Location: Real Life Office...Should Be Working in Second Life!
I'm taking a break from slapping up more walls at the House of Usher to consider a reading that I assigned, Dustin M. Wax's short but informative "Nine Signs of an Effective Blog Post." My first-year students are just beginning their first blogs at this blog-client's site.
So many blogs, including this one, contain posts that ramble or do not follow Wax's advice. I began to wonder how Wax's rules might not fully apply to academic bloggers.
My students will be writing, from an academic perspective mostly, about their lives as writers and their use of Web 2.0 technologies and virtual worlds. How do we change Wax's advice under those conditions?
Academics & Blogging
Wax's Point 8 "The post is believable" and Point 9 "The post asks for some action" need a little modification in academic settings.
First, experience has taught me that academics can enjoy the play of language (call it "the sound of their own voices") more than truthfulness.
This does not mean an outright lie (the "Sokal Hoax" excepted). Sometimes the words are more believable or compelling than the truth behind them. This habit leads to larger words, clever and conditional turns of phrase such as "XYZ may be true, yet if ABC were to occur."
As for demanding action, I'm not so sure either, unless "keep reading my blog" counts.
Academic articles usually ask readers to consider an idea in a certain way by presenting the results of research. Now there, I'll grant, is a sort of truth that carries weight in Academia.

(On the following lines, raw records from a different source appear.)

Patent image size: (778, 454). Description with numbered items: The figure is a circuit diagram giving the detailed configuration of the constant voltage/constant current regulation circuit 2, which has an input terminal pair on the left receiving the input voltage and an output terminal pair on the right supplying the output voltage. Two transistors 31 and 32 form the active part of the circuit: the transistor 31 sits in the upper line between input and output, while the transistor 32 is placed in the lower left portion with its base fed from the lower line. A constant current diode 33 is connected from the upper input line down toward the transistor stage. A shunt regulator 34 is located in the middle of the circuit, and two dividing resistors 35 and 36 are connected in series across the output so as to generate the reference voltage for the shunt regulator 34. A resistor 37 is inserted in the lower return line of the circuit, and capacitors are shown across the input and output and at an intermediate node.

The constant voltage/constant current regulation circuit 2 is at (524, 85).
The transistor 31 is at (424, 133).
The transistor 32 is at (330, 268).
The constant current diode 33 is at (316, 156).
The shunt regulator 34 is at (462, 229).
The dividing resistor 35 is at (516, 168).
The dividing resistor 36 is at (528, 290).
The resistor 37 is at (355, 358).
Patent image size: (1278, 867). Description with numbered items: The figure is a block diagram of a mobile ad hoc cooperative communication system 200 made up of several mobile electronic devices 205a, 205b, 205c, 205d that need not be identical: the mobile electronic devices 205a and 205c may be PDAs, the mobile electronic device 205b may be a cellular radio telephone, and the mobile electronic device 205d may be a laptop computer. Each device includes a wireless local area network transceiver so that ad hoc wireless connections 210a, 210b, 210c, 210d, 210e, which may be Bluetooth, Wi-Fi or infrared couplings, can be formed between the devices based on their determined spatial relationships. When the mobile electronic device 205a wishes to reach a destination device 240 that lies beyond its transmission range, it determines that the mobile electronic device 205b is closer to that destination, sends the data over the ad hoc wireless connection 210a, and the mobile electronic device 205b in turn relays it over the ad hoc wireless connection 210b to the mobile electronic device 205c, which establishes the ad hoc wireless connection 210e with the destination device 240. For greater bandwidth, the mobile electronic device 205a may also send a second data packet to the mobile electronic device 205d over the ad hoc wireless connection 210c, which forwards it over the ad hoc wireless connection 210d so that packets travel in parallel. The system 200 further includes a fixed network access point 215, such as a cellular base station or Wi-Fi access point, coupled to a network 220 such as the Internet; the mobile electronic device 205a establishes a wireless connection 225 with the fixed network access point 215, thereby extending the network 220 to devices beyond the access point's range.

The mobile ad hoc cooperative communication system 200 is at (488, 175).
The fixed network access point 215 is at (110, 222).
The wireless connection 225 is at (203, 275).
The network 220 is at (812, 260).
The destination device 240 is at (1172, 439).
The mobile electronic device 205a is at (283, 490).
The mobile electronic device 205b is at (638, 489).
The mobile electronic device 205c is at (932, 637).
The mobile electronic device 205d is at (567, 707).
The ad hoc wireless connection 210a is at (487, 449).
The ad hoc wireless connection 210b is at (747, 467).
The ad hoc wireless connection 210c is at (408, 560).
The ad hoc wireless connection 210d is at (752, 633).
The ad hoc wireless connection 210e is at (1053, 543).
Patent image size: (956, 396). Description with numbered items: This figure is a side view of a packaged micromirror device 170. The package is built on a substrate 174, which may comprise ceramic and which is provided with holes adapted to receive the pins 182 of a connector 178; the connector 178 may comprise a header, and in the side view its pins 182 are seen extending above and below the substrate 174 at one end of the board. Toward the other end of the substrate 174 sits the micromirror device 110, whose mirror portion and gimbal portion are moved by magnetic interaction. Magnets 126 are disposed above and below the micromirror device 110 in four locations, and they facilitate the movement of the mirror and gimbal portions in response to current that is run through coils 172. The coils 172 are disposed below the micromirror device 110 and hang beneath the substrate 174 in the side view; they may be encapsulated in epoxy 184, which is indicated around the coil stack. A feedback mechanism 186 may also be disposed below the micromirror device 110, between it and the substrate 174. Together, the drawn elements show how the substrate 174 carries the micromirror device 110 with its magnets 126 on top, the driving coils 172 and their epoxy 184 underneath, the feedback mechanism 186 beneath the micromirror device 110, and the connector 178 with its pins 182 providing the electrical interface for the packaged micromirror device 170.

Wax claims that "Because you do have an action in mind, even if you’re not making it explicit." Some academic writing merely engages in the play of ideas. Many posts at "In a Strange Land" have followed that philosophy for humorous ends (Pappy Enoch's posts) or for sharing the mere beauty and cultural-insights of a setting in virtual worlds (my road-trip entries).
Like most genres of writing, blogs can take many different forms. For instance, my friend Olivia's "Virtually Olivia" is mostly photographs and very little text, yet it is compelling because she is a very talented photographer.
New Genre, New Rhetoric?
It seems so. Blogs are developing a rhetorical style all their own, and it will branch off into many styles over time. Yet the classical appeals of logos (an appeal to reason) and pathos (an appeal to emotion) remain common tactics.
Famous bloggers employ ethos (an appeal based upon one's reputation) as well. For SL, if Tateru Nino, Vint Falken, or Hamlet Au write it, those who know their work tend to give it more credibility than when the brilliant, if cranky, Prokofy Neva pens a similar claim.
I've noted how when Au makes a mistake, he's quick to correct it and make that note right in the blog post with a thank-you to the reader who spotted the error.
That aspect of the rhetoric of blogging likewise has recently developed; when one's blog is as widely read as New World Notes, ethos can be a dangerous thing. We expect Au, Falken, and Nino to be experts on SL. When they slip up, their large readerships catch on quickly.